Therein lies another major problem: Carrying out extensive surveys on animals that have learned to hide from humans isn't cheap. Though the conservation movement in Vietnam isn't exactly red-hot, scientists don't have the cold hard cash to fund one either. Local conservation groups can't afford to commit the time and staff needed for intensive inspections of far-flung forest nooks where a few dozen nocturnal tree-dwelling creatures might be hanging out. And in many primate conservation hot spots around the world — mostly developing countries with limited resources — the health and safety of humans naturally take priority over the welfare of our closest relatives. "Primatologists realize it's a luxury to afford to think about these species," says Wrangham. "But we don't have time to say, 'Let's leave the thing and hope for the best.' Some of these species are going to go extinct very quickly."

As a result, all four of Vietnam's Top 25 endangered primates have been "adopted" by foreign organizations. Groups like the Endangered Primate Rescue Center, founded largely on foreign initiative, help keep track of primate populations and train local scientists how to protect them. And while it may foster a habit of donor dependency, the collaboration between local preservation groups and NGOs pays off. One Vietnamese specialist whom Rawson trained has helped record the country's largest single group of grey-shanked douc langurs, a gorgeous monkey with an orange face and white beard that lives in the highlands of central Vietnam. Some organizations have even hired primate hunters, whose keen tracking skills make them useful for surveying elusive populations. "It's a matter of engaging the local people so they have some input," says Rawson. "Making sure they get some benefit from it as well."

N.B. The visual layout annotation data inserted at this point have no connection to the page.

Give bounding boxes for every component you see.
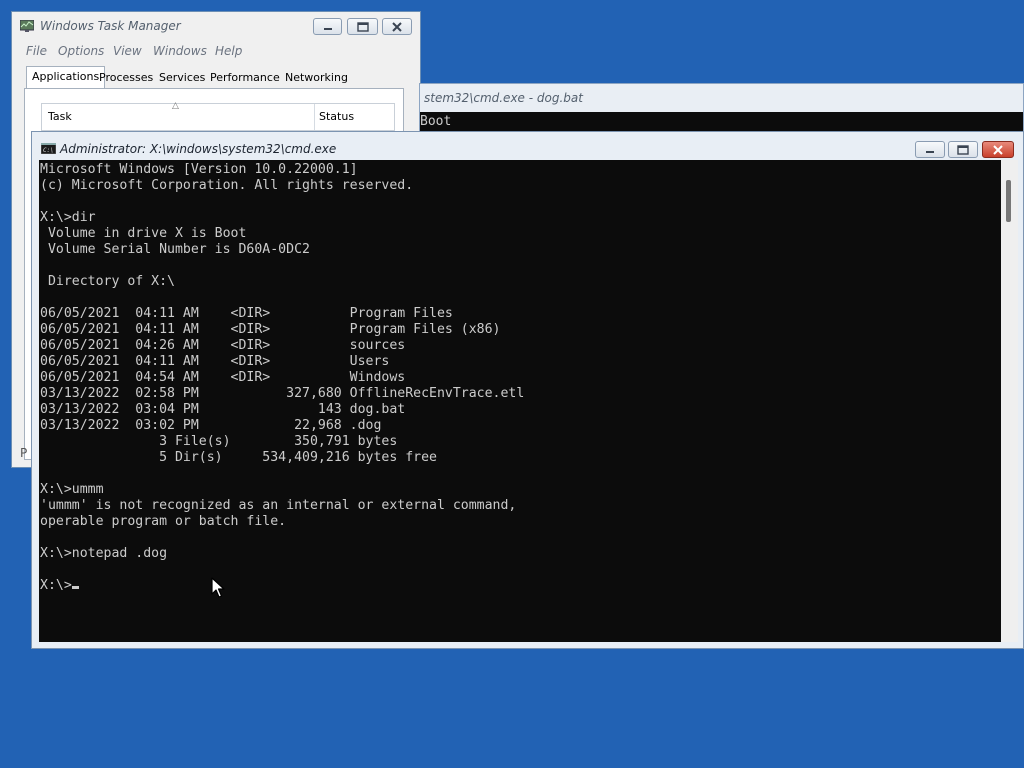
console-line: 'ummm' is not recognized as an internal … [40,498,517,513]
console-line: X:\>ummm [40,482,104,497]
task-manager-title: Windows Task Manager [40,19,181,33]
console-line: 06/05/2021 04:11 AM <DIR> Users [40,354,390,369]
scrollbar-thumb[interactable] [1006,180,1011,222]
console-line: 03/13/2022 03:04 PM 143 dog.bat [40,402,406,417]
column-separator[interactable] [314,104,315,130]
column-task[interactable]: Task [48,110,72,123]
cmd-titlebar[interactable]: C:\ Administrator: X:\windows\system32\c… [32,132,1023,160]
tab-networking[interactable]: Networking [280,68,353,88]
console-line: 06/05/2021 04:11 AM <DIR> Program Files … [40,322,501,337]
console-line: Directory of X:\ [40,274,175,289]
task-manager-titlebar[interactable]: Windows Task Manager [12,12,420,40]
text-cursor [71,586,79,589]
console-prompt: X:\> [40,578,72,593]
cmd-title: Administrator: X:\windows\system32\cmd.e… [60,142,337,156]
console-line: 3 File(s) 350,791 bytes [40,434,398,449]
console-line: Microsoft Windows [Version 10.0.22000.1] [40,162,358,177]
task-manager-menubar: File Options View Windows Help [12,44,420,62]
svg-text:C:\: C:\ [43,147,54,154]
close-icon [392,21,402,32]
cmd-console[interactable]: Microsoft Windows [Version 10.0.22000.1]… [39,160,1001,642]
console-line: 03/13/2022 03:02 PM 22,968 .dog [40,418,382,433]
console-line: 03/13/2022 02:58 PM 327,680 OfflineRecEn… [40,386,525,401]
task-manager-tabs: Applications Processes Services Performa… [12,66,420,89]
maximize-icon [957,144,969,155]
maximize-button[interactable] [347,18,378,35]
mouse-pointer-icon [211,577,225,598]
cmd-maximize-button[interactable] [948,141,978,158]
console-prompt-line[interactable]: X:\> [40,578,79,594]
cmd-background-title: stem32\cmd.exe - dog.bat [424,91,583,105]
console-line: operable program or batch file. [40,514,287,529]
menu-windows[interactable]: Windows [153,44,207,58]
column-status[interactable]: Status [319,110,354,123]
cmd-close-button[interactable] [982,141,1014,158]
console-line: Volume Serial Number is D60A-0DC2 [40,242,310,257]
task-list-header: △ Task Status [41,101,395,131]
menu-file[interactable]: File [26,44,47,58]
cmd-window[interactable]: C:\ Administrator: X:\windows\system32\c… [31,131,1024,649]
cmd-minimize-button[interactable] [915,141,945,158]
tab-services[interactable]: Services [154,68,210,88]
menu-options[interactable]: Options [58,44,104,58]
task-manager-icon [20,20,34,32]
minimize-icon [926,150,934,153]
close-icon [993,144,1003,155]
menu-view[interactable]: View [113,44,142,58]
minimize-icon [323,27,332,30]
menu-help[interactable]: Help [215,44,242,58]
task-manager-status-text: P [20,446,28,460]
cmd-background-titlebar[interactable]: stem32\cmd.exe - dog.bat [420,84,1023,112]
cmd-background-text: Boot [420,114,452,129]
console-line: 5 Dir(s) 534,409,216 bytes free [40,450,437,465]
console-line: 06/05/2021 04:11 AM <DIR> Program Files [40,306,453,321]
close-button[interactable] [382,18,412,35]
console-line: X:\>notepad .dog [40,546,168,561]
console-line: (c) Microsoft Corporation. All rights re… [40,178,414,193]
minimize-button[interactable] [313,18,342,35]
console-line: 06/05/2021 04:26 AM <DIR> sources [40,338,406,353]
console-line: X:\>dir [40,210,96,225]
console-line: Volume in drive X is Boot [40,226,247,241]
maximize-icon [356,21,369,32]
cmd-icon: C:\ [41,143,56,154]
tab-performance[interactable]: Performance [205,68,285,88]
cmd-scrollbar[interactable] [1001,160,1018,642]
tab-processes[interactable]: Processes [94,68,158,88]
console-line: 06/05/2021 04:54 AM <DIR> Windows [40,370,406,385]
sort-arrow-icon: △ [172,101,179,111]
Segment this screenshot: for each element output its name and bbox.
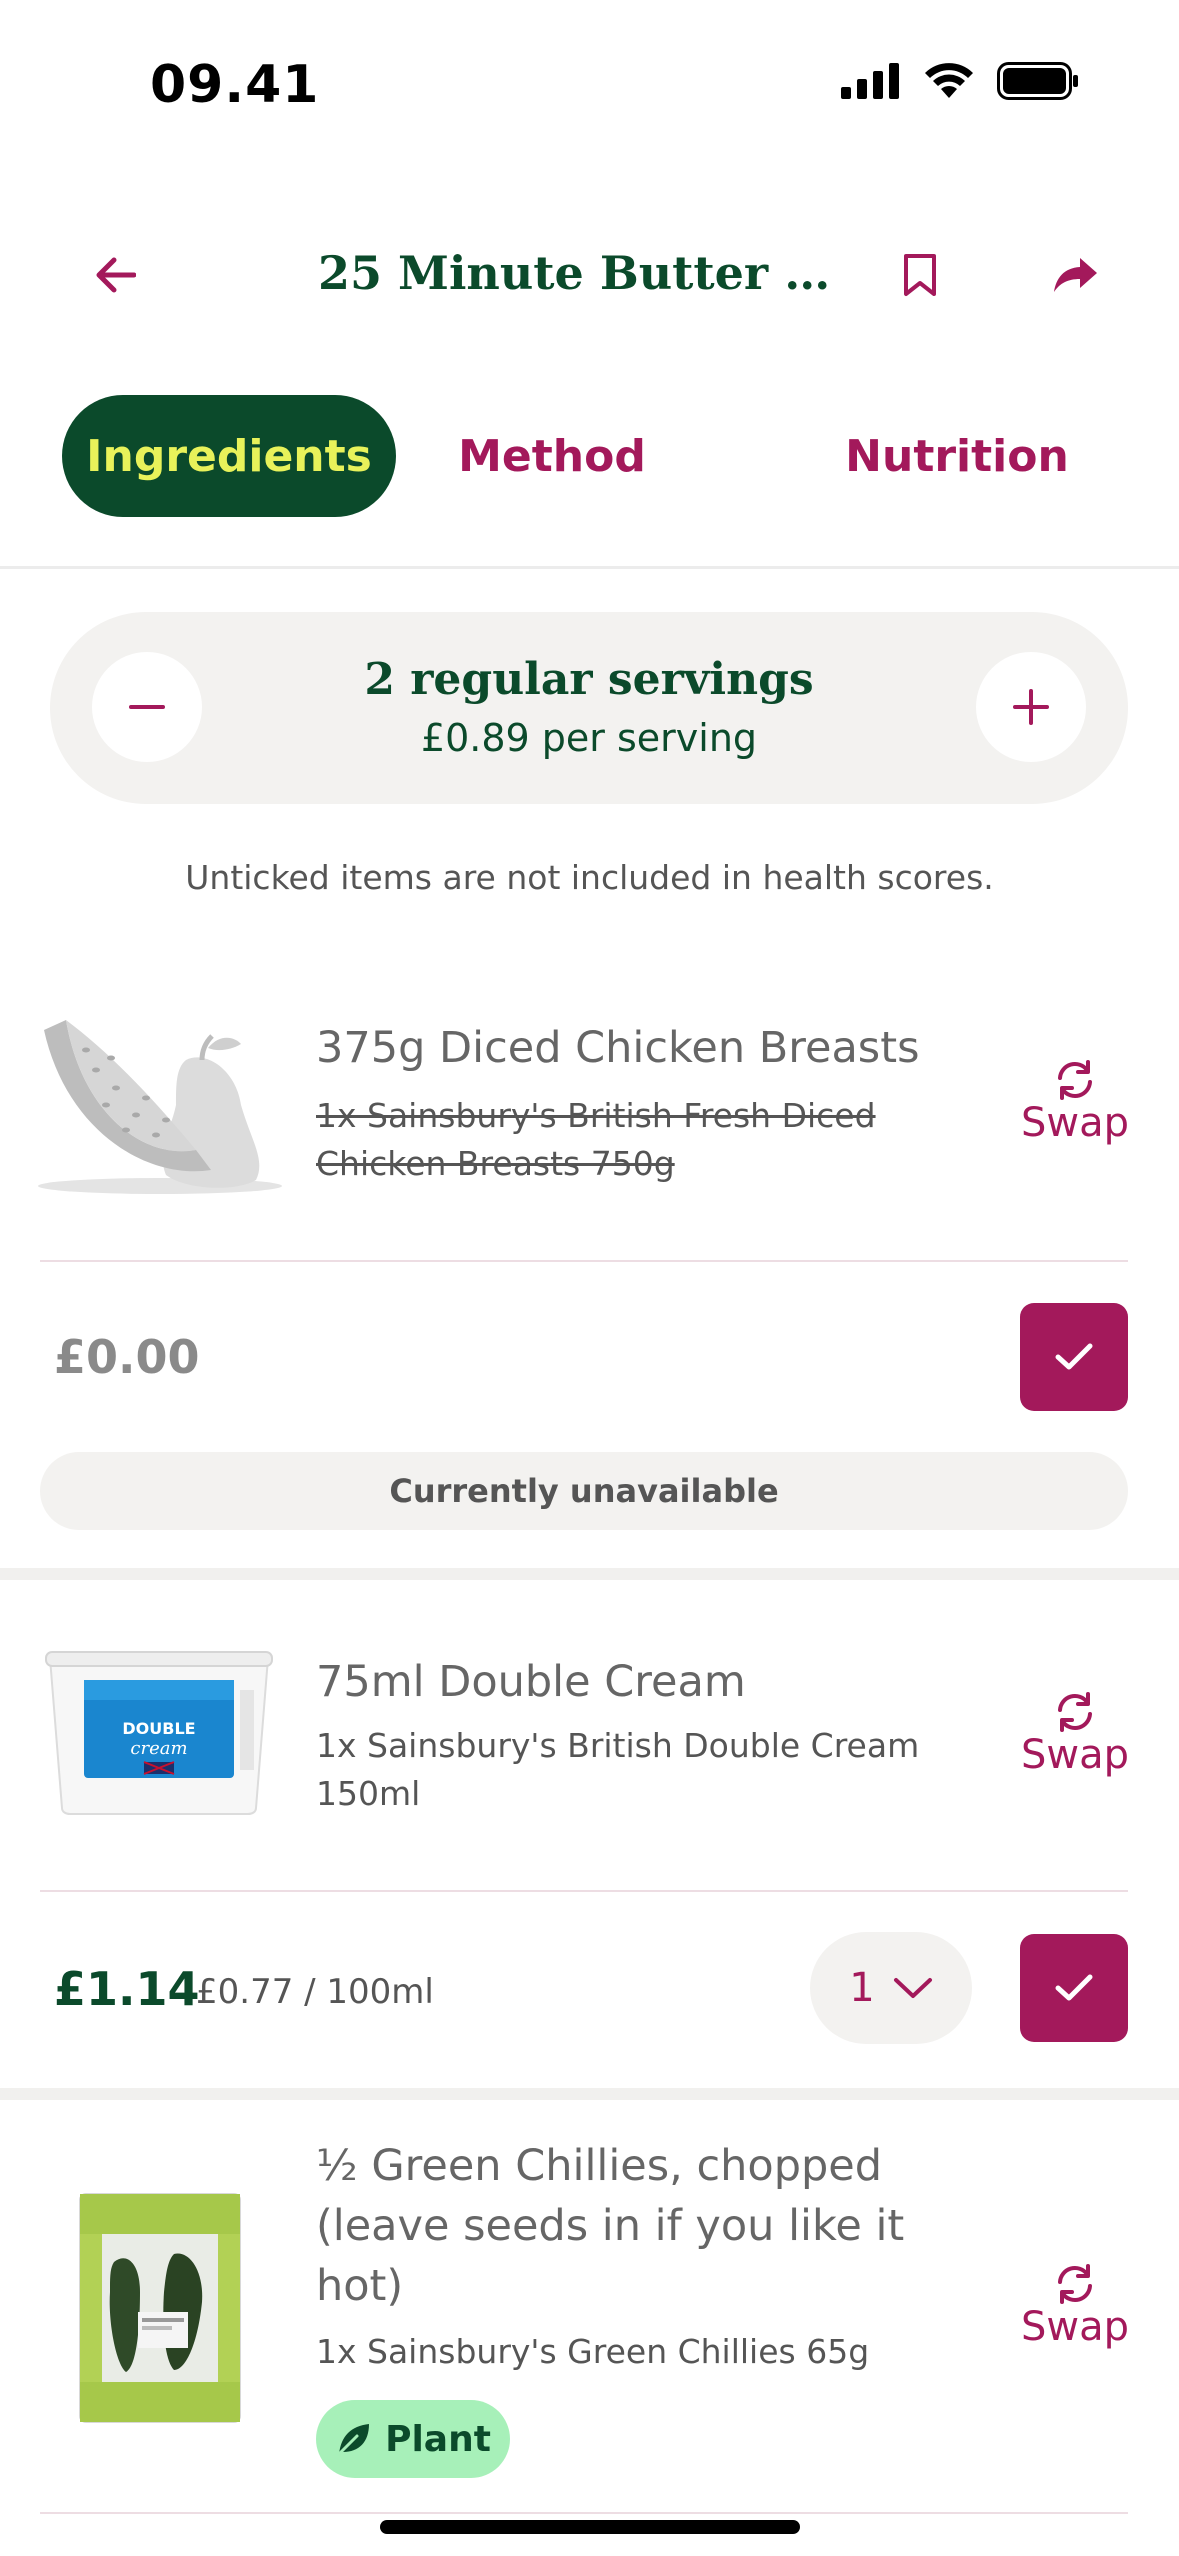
swap-label: Swap (1020, 2304, 1129, 2350)
plant-badge-label: Plant (385, 2418, 491, 2460)
chevron-down-icon (893, 1978, 932, 1998)
plant-badge: Plant (316, 2400, 510, 2478)
status-time: 09.41 (150, 55, 320, 115)
ingredient-name: 375g Diced Chicken Breasts (316, 1023, 920, 1073)
servings-control: 2 regular servings £0.89 per serving (50, 612, 1128, 804)
servings-count: 2 regular servings (364, 654, 814, 705)
double-cream-product-image: DOUBLE cream (45, 1651, 273, 1815)
swap-icon (1058, 1692, 1092, 1732)
tab-ingredients[interactable]: Ingredients (62, 395, 396, 517)
section-separator (0, 2088, 1179, 2100)
ingredient-product-line: 1x Sainsbury's Green Chillies 65g (316, 2332, 870, 2371)
checkmark-icon (1055, 1974, 1093, 2001)
ingredient-price: £1.14 (54, 1962, 200, 2016)
ingredient-product-line: 1x Sainsbury's British Double Cream (316, 1726, 920, 1765)
recipe-header: 25 Minute Butter Ch... (0, 220, 1179, 330)
recipe-tabs: Ingredients Method Nutrition (62, 395, 1122, 517)
swap-button[interactable]: Swap (1010, 1692, 1140, 1778)
price-per-serving: £0.89 per serving (420, 716, 758, 760)
swap-icon (1058, 1060, 1092, 1100)
page-title: 25 Minute Butter Ch... (318, 246, 858, 300)
svg-text:DOUBLE: DOUBLE (122, 1719, 195, 1738)
ingredient-price: £0.00 (54, 1330, 200, 1384)
tab-method[interactable]: Method (458, 395, 646, 517)
swap-icon (1058, 2264, 1092, 2304)
bookmark-button[interactable] (890, 240, 950, 310)
tabs-divider (0, 566, 1179, 569)
plus-icon (1013, 689, 1049, 725)
ingredient-product-line: 150ml (316, 1774, 421, 1813)
ingredient-product-line: Chicken Breasts 750g (316, 1144, 675, 1183)
increase-servings-button[interactable] (976, 652, 1086, 762)
status-icons (841, 62, 1079, 100)
home-indicator (380, 2520, 800, 2534)
signal-icon (841, 63, 899, 99)
swap-button[interactable]: Swap (1010, 2264, 1140, 2350)
wifi-icon (925, 63, 973, 98)
svg-text:cream: cream (130, 1738, 187, 1759)
unavailable-badge: Currently unavailable (40, 1452, 1128, 1530)
leaf-icon (337, 2424, 370, 2456)
unit-price: £0.77 / 100ml (196, 1972, 434, 2012)
item-divider (40, 2512, 1128, 2514)
swap-button[interactable]: Swap (1010, 1060, 1140, 1146)
green-chillies-product-image (79, 2193, 241, 2423)
ingredient-name: 75ml Double Cream (316, 1657, 746, 1707)
swap-label: Swap (1020, 1732, 1129, 1778)
ingredient-name-line: hot) (316, 2261, 404, 2311)
arrow-left-icon (96, 257, 136, 293)
quantity-dropdown[interactable]: 1 (810, 1932, 972, 2044)
swap-label: Swap (1020, 1100, 1129, 1146)
ingredient-product-line: 1x Sainsbury's British Fresh Diced (316, 1096, 876, 1135)
health-score-note: Unticked items are not included in healt… (185, 858, 994, 897)
status-bar: 09.41 (0, 0, 1179, 150)
quantity-value: 1 (849, 1965, 875, 2011)
share-icon (1054, 258, 1097, 292)
tab-nutrition[interactable]: Nutrition (822, 395, 1092, 517)
ingredient-name-line: (leave seeds in if you like it (316, 2201, 905, 2251)
bookmark-icon (904, 254, 936, 296)
placeholder-fruit-image (38, 1020, 282, 1194)
section-separator (0, 1568, 1179, 1580)
item-divider (40, 1890, 1128, 1892)
share-button[interactable] (1040, 240, 1110, 310)
ingredient-name-line: ½ Green Chillies, chopped (316, 2141, 883, 2191)
include-checkbox[interactable] (1020, 1934, 1128, 2042)
checkmark-icon (1055, 1343, 1093, 1370)
battery-icon (997, 62, 1078, 100)
include-checkbox[interactable] (1020, 1303, 1128, 1411)
item-divider (40, 1260, 1128, 1262)
back-button[interactable] (80, 240, 150, 310)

Conservationists will also have to strike that kind of bargain with the world's governments if they hope to preserve threatened species. But the face-off between environment and development has been a perennial battle — and perhaps, for primate conservationists, an unwinnable one — given that the countries that are home to highly endangered primates, like Vietnam, are also home to developing economies. That's a discouraging reality for primatologists and for the grey-shanked douc, whose forest habitat in Vietnam is being destroyed at the rate of the 10,000 hectares per year to make way for logging and agriculture. "When it comes to a choice between economic development and protection, economic development is going to win out most times," says Rawson. "You're talking about the welfare of the country's citizens."